UN RALLY AL GUSTO DE HOLLYWOOD
Los rallys nunca han sido un tema al que el cine le haya dedicado mucha atención. Más allá de una película de la Paramount, filmada a finales de los 60 con el rally de Montecarlo de los años 20 como ‘excusa’ para desarrollar una típica comedia americana a la medida de Tony Curtis, pocas veces han aparecido en la gran pantalla. De hecho, probablemente la única que vez que se les trató medianamente en serio fue en algunas escenas, también del rally de Montecarlo, que aparecían en la romantiquísima Un hombre y una mujer de Claude Lelouch, recordada mucho más por el pegadiza ‘da da da dadá’ de su melodía que por las andanzas del actor-piloto Jean Louis Trintignant al volante de un Ford Mustang por los nevados tramos monegascos a mediados de los sesenta.Y, sin embargo, si lo pensamos un poco, los rallys tienen un enorme potencial para generar historias de esas que les gustan a los guionistas de Hollywood, en las que se pueden mezclar numerosos ingredientes para conseguir un argumento en el que haya desde suspense hasta drama, y en el que se pueda pasar, en un momento, de la tristeza a la alegría, de la tensión al éxtasis. Un poco de todo esto, y hasta algo más, tuvo un rally que viví en directo hace unos años, cuyo desenlace me pareció digno de esos mil veces vistos en tantas ‘pelis’ americanas con el deporte de fondo, desde cualquiera de los muchos ‘Rocky’ hasta las muchas y buenas que hay de béisbol o futbol americano.¿Qué no os lo creéis? Pues a ver si os convence este guión para una película sobre rallys, basado, libremente, en algunos de los protagonistas de cierta prueba cuyo nombre no voy a desvelaros hasta el final de la trama, para añadirle así también un toque de suspense muy cinematográfico… Aunque seguro que, lo mismo que ocurre a veces en los ‘thrillers’ de la gran y pequeña pantalla, habrá quien sea capaz de adivinar el misterio y saber de cuál se trata y quiénes son sus personajes antes de que la palabra FIN aparezca.

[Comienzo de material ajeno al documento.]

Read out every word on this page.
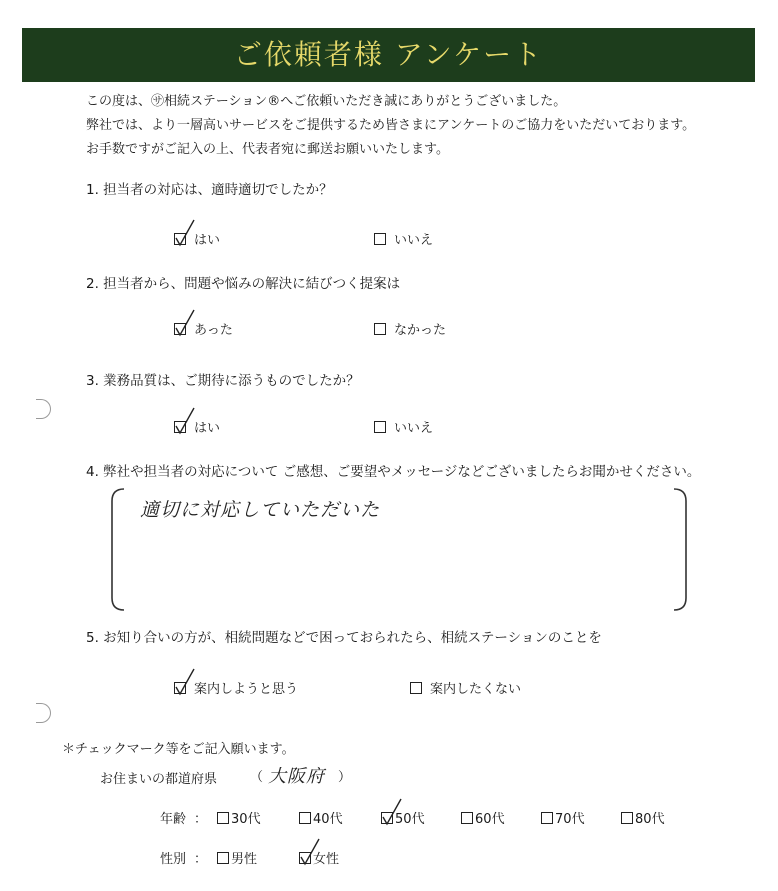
ご依頼者様 アンケート
この度は、㋚相続ステーション®へご依頼いただき誠にありがとうございました。
弊社では、より一層高いサービスをご提供するため皆さまにアンケートのご協力をいただいております。
お手数ですがご記入の上、代表者宛に郵送お願いいたします。
1. 担当者の対応は、適時適切でしたか？
はい	いいえ
2. 担当者から、問題や悩みの解決に結びつく提案は
あった	なかった
3. 業務品質は、ご期待に添うものでしたか？
はい	いいえ
4. 弊社や担当者の対応について ご感想、ご要望やメッセージなどございましたらお聞かせください。
適切に対応していただいた
5. お知り合いの方が、相続問題などで困っておられたら、相続ステーションのことを
案内しようと思う	案内したくない
＊チェックマーク等をご記入願います。
お住まいの都道府県	（ 大阪府 ）
年齢 ： 30代	40代	50代	60代	70代	80代
性別 ： 男性	女性
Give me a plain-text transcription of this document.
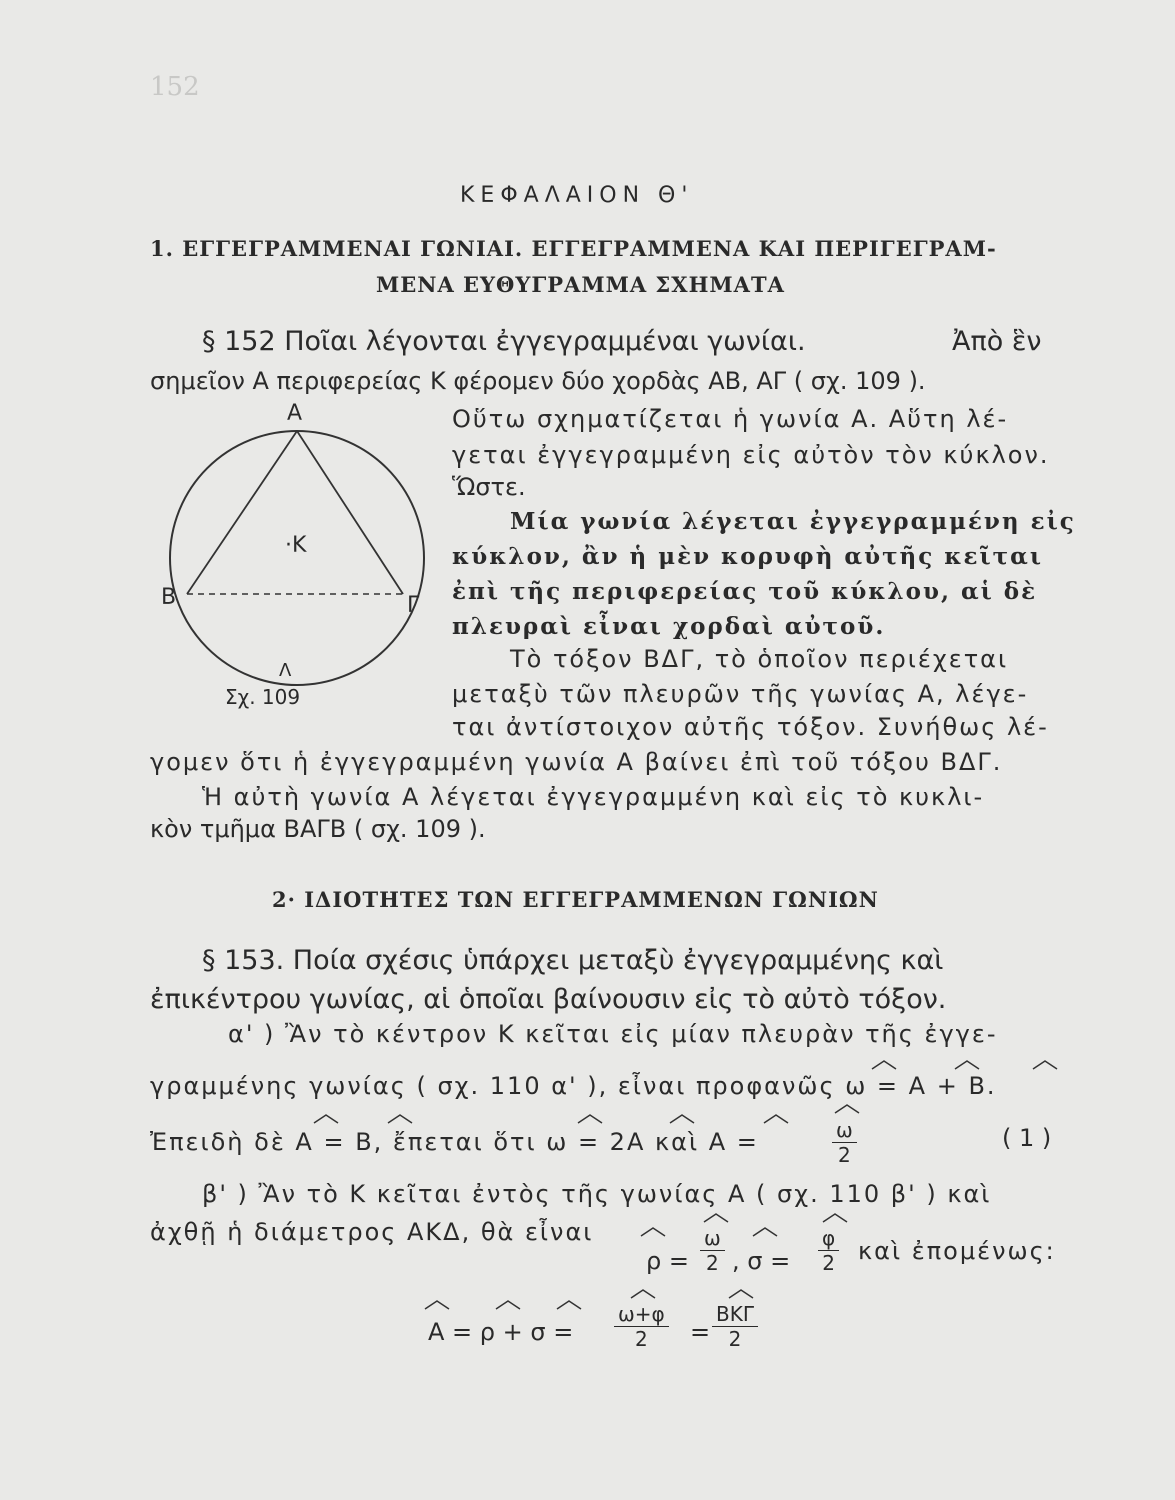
152
ΚΕΦΑΛΑΙΟΝ Θ'
1. ΕΓΓΕΓΡΑΜΜΕΝΑΙ ΓΩΝΙΑΙ. ΕΓΓΕΓΡΑΜΜΕΝΑ ΚΑΙ ΠΕΡΙΓΕΓΡΑΜ-
ΜΕΝΑ ΕΥΘΥΓΡΑΜΜΑ ΣΧΗΜΑΤΑ
§ 152 Ποῖαι λέγονται ἐγγεγραμμέναι γωνίαι.	Ἀπὸ ἓν
σημεῖον Α περιφερείας Κ φέρομεν δύο χορδὰς ΑΒ, ΑΓ ( σχ. 109 ).
Α
·Κ
Β	Γ
Λ
Σχ. 109
Οὕτω σχηματίζεται ἡ γωνία Α. Αὕτη λέ-
γεται ἐγγεγραμμένη εἰς αὐτὸν τὸν κύκλον.
Ὥστε.
Μία γωνία λέγεται ἐγγεγραμμένη εἰς
κύκλον, ἂν ἡ μὲν κορυφὴ αὐτῆς κεῖται
ἐπὶ τῆς περιφερείας τοῦ κύκλου, αἱ δὲ
πλευραὶ εἶναι χορδαὶ αὐτοῦ.
Τὸ τόξον ΒΔΓ, τὸ ὁποῖον περιέχεται
μεταξὺ τῶν πλευρῶν τῆς γωνίας Α, λέγε-
ται ἀντίστοιχον αὐτῆς τόξον. Συνήθως λέ-
γομεν ὅτι ἡ ἐγγεγραμμένη γωνία Α βαίνει ἐπὶ τοῦ τόξου ΒΔΓ.
Ἡ αὐτὴ γωνία Α λέγεται ἐγγεγραμμένη καὶ εἰς τὸ κυκλι-
κὸν τμῆμα ΒΑΓΒ ( σχ. 109 ).
2· ΙΔΙΟΤΗΤΕΣ ΤΩΝ ΕΓΓΕΓΡΑΜΜΕΝΩΝ ΓΩΝΙΩΝ
§ 153. Ποία σχέσις ὑπάρχει μεταξὺ ἐγγεγραμμένης καὶ
ἐπικέντρου γωνίας, αἱ ὁποῖαι βαίνουσιν εἰς τὸ αὐτὸ τόξον.
α' ) Ἂν τὸ κέντρον Κ κεῖται εἰς μίαν πλευρὰν τῆς ἐγγε-
γραμμένης γωνίας ( σχ. 110 α' ), εἶναι προφανῶς ω = Α + Β.
Ἐπειδὴ δὲ Α = Β, ἔπεται ὅτι ω = 2Α καὶ Α =	$\frac{\omega}{2}$	( 1 )
β' ) Ἂν τὸ Κ κεῖται ἐντὸς τῆς γωνίας Α ( σχ. 110 β' ) καὶ
ἀχθῇ ἡ διάμετρος ΑΚΔ, θὰ εἶναι
$\rho = \frac{\omega}{2}$ , $\sigma = \frac{\varphi}{2}$ καὶ ἐπομένως:
$A = \rho + \sigma = \frac{\omega+\varphi}{2}$ =
ΒΚΓ
2
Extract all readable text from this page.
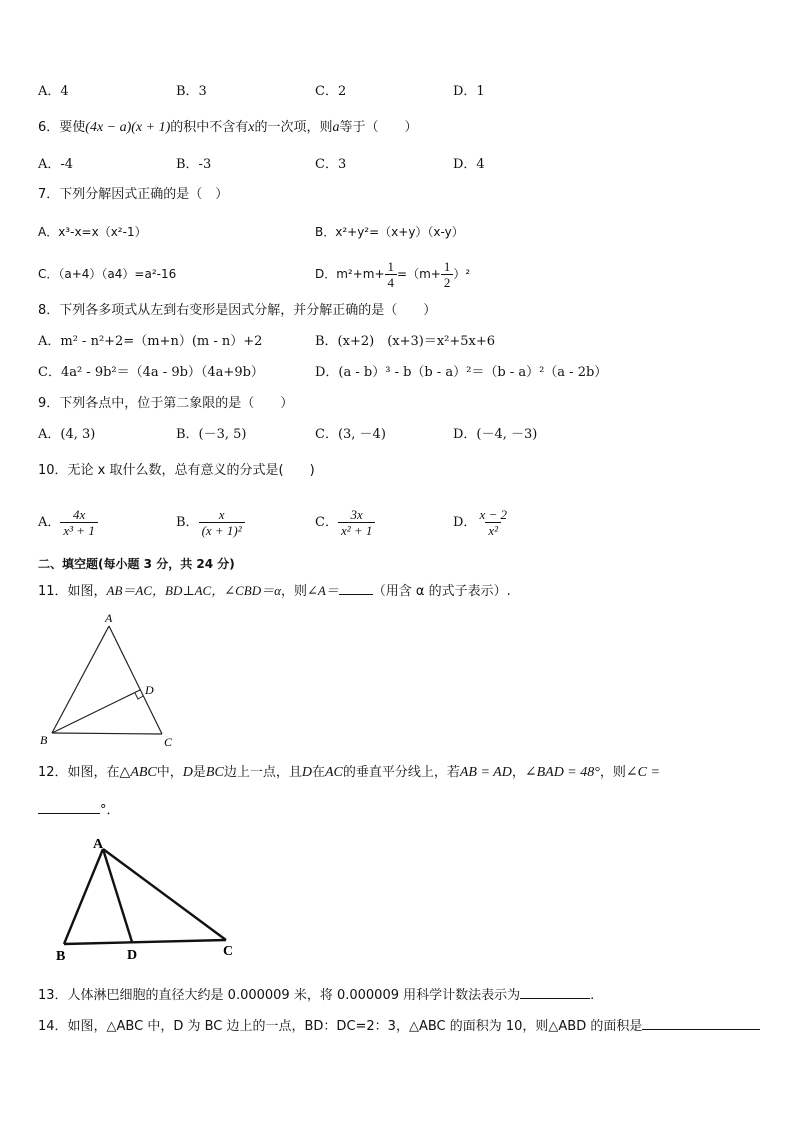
A．4	B．3	C．2	D．1
6．要使(4x − a)(x + 1)的积中不含有x的一次项，则a等于（　　）
A．-4	B．-3	C．3	D．4
7．下列分解因式正确的是（　）
A．x³-x=x（x²-1）	B．x²+y²=（x+y）（x-y）
C．（a+4）（a4）=a²-16	D．$m^2+m+ \frac{1}{4} =(m+ \frac{1}{2} )^2$
8．下列各多项式从左到右变形是因式分解，并分解正确的是（　　）
A．m² - n²+2=（m+n）(m - n）+2	B．(x+2)　(x+3)＝x²+5x+6
C．4a² - 9b²＝（4a - 9b）（4a+9b）	D．(a - b）³ - b（b - a）²＝（b - a）²（a - 2b）
9．下列各点中，位于第二象限的是（　　）
A．(4, 3)	B．(－3, 5)	C．(3, －4)	D．(－4, －3)
10．无论 x 取什么数，总有意义的分式是(　　)
A． $\frac{4x}{\text{x³ + 1}}$	B． $\frac{x}{\text{(x + 1)²}}$	C． $\frac{3x}{\text{x² + 1}}$	D． $\frac{x - 2}{\text{x²}}$
二、填空题(每小题 3 分，共 24 分)
11．如图，AB＝AC，BD⊥AC，∠CBD＝α，则∠A＝	（用含 α 的式子表示）.
A
B	C
D
12．如图，在△ABC中，D是BC边上一点，且D在AC的垂直平分线上，若AB = AD，∠BAD = 48°，则∠C =
°．
A
B	D	C
13．人体淋巴细胞的直径大约是 0.000009 米，将 0.000009 用科学计数法表示为	.
14．如图，△ABC 中，D 为 BC 边上的一点，BD：DC=2：3，△ABC 的面积为 10，则△ABD 的面积是
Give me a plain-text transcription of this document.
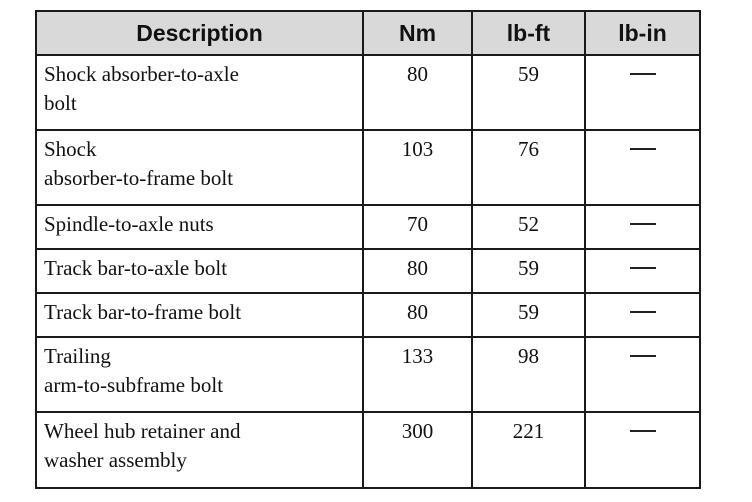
Description	Nm	lb-ft	lb-in
Shock absorber-to-axle
bolt	80	59	
Shock
absorber-to-frame bolt	103	76	
Spindle-to-axle nuts	70	52	
Track bar-to-axle bolt	80	59	
Track bar-to-frame bolt	80	59	
Trailing
arm-to-subframe bolt	133	98	
Wheel hub retainer and
washer assembly	300	221	
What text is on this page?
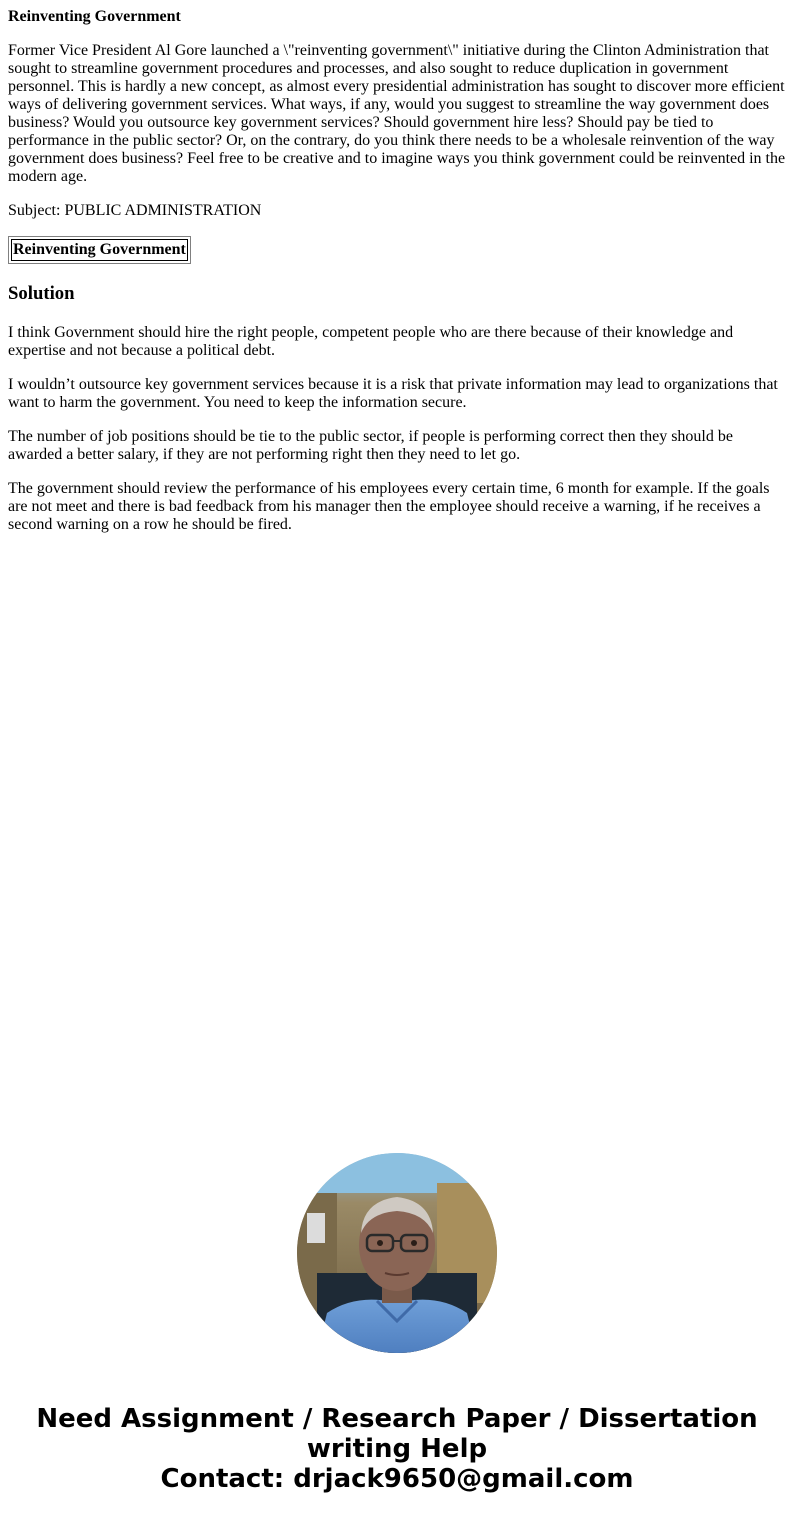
Reinventing Government

Former Vice President Al Gore launched a \"reinventing government\" initiative during the Clinton Administration that sought to streamline government procedures and processes, and also sought to reduce duplication in government personnel. This is hardly a new concept, as almost every presidential administration has sought to discover more efficient ways of delivering government services. What ways, if any, would you suggest to streamline the way government does business? Would you outsource key government services? Should government hire less? Should pay be tied to performance in the public sector? Or, on the contrary, do you think there needs to be a wholesale reinvention of the way government does business? Feel free to be creative and to imagine ways you think government could be reinvented in the modern age.

Subject: PUBLIC ADMINISTRATION

Reinventing Government
Solution

I think Government should hire the right people, competent people who are there because of their knowledge and expertise and not because a political debt.

I wouldn’t outsource key government services because it is a risk that private information may lead to organizations that want to harm the government. You need to keep the information secure.

The number of job positions should be tie to the public sector, if people is performing correct then they should be awarded a better salary, if they are not performing right then they need to let go.

The government should review the performance of his employees every certain time, 6 month for example. If the goals are not meet and there is bad feedback from his manager then the employee should receive a warning, if he receives a second warning on a row he should be fired.

Need Assignment / Research Paper / Dissertation
writing Help
Contact: drjack9650@gmail.com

Para empezar esta imaginaria película, suena una música con algún que otro toque de eso que ahora se llama ‘étnico’ mientras la gran pantalla se llena con los exuberantes verdes de un paisaje típicamente rural. Sobre las colinas aparecen dispersas un buen número de pequeñas poblaciones con casas bajas y, sobre una de ellas, con el cartel de escuela encima de la puerta, se va cerrando el plano mientras la música inicial va perdiendo volumen y sobre ella se empieza a imponer la voz de la profesora, tratando de inculcar una lección cualquiera al grupo de chavales de 10-12 años que ocupan los gastados pupitres. En uno de ellos, un crío espigado, con mirada tan seria como despierta, está atento, pero no a la lección, sino a aprovechar cada vez que la profesora se da la vuelta para escribir en la pizarra, momento en el que echa la enésima mirada furtiva a la revista escondida bajo una libreta en la que no hay margen que no esté ocupado por el dibujo de un coche, una rueda, un casco. La revista cuenta las hazañas de los pilotos de rallys que el próximo fin de semana van a venir de todo el país para enfrentarse en las estrechas carreteras de la zona, esas por las que cada día va y viene de casa al colegio, del colegio a casa. Tan ensimismado está estudiando el mapa de los tramos por los que transcurrirá el rally, que el timbre de final de la clase le hace dar un respingo, golpeándose la rodilla contra la cajonera y no pudiendo evitar que se le caiga al suelo la revista mientras se le escapa un ‘ay’ que resuena como un trueno en las paredes de la pequeña aula, causando la risa de sus compañeros y la reprimenda de la profesora.
Pasado el mal trago, el chaval se dirige a casa, todavía cojeando un poco a causa del golpe con el pupitre pero con la cabeza funcionando ya a mil por hora, pensando en el sábado, cuando se acerque a esa zona que ya ha identificado en el mapa como la ideal para ver pasar de cerca los coches de rallys. Y el sábado llega, por fin, amaneciendo con una bruma espesa y cielo cubierto, incluso con algo de fina lluvia mojando el roto asfalto de la curva sobre la que se acerca la cámara y en la que, en primera fila, claramente identificable por su camiseta amarilla, se encuentra nuestro protagonista. Se suceden entonces las imágenes, en planos cortos, de los coches pasando a escasos centímetros y de las expresiones de júbilo del joven espectador y de sus compañeros de cuneta. Es un espectáculo breve pero intenso, que se termina enseguida pero que deja en el chico una huella indeleble. De vuelta a casa en su mente no hay más que un pensamiento: “Un día yo seré uno de esos pilotos.”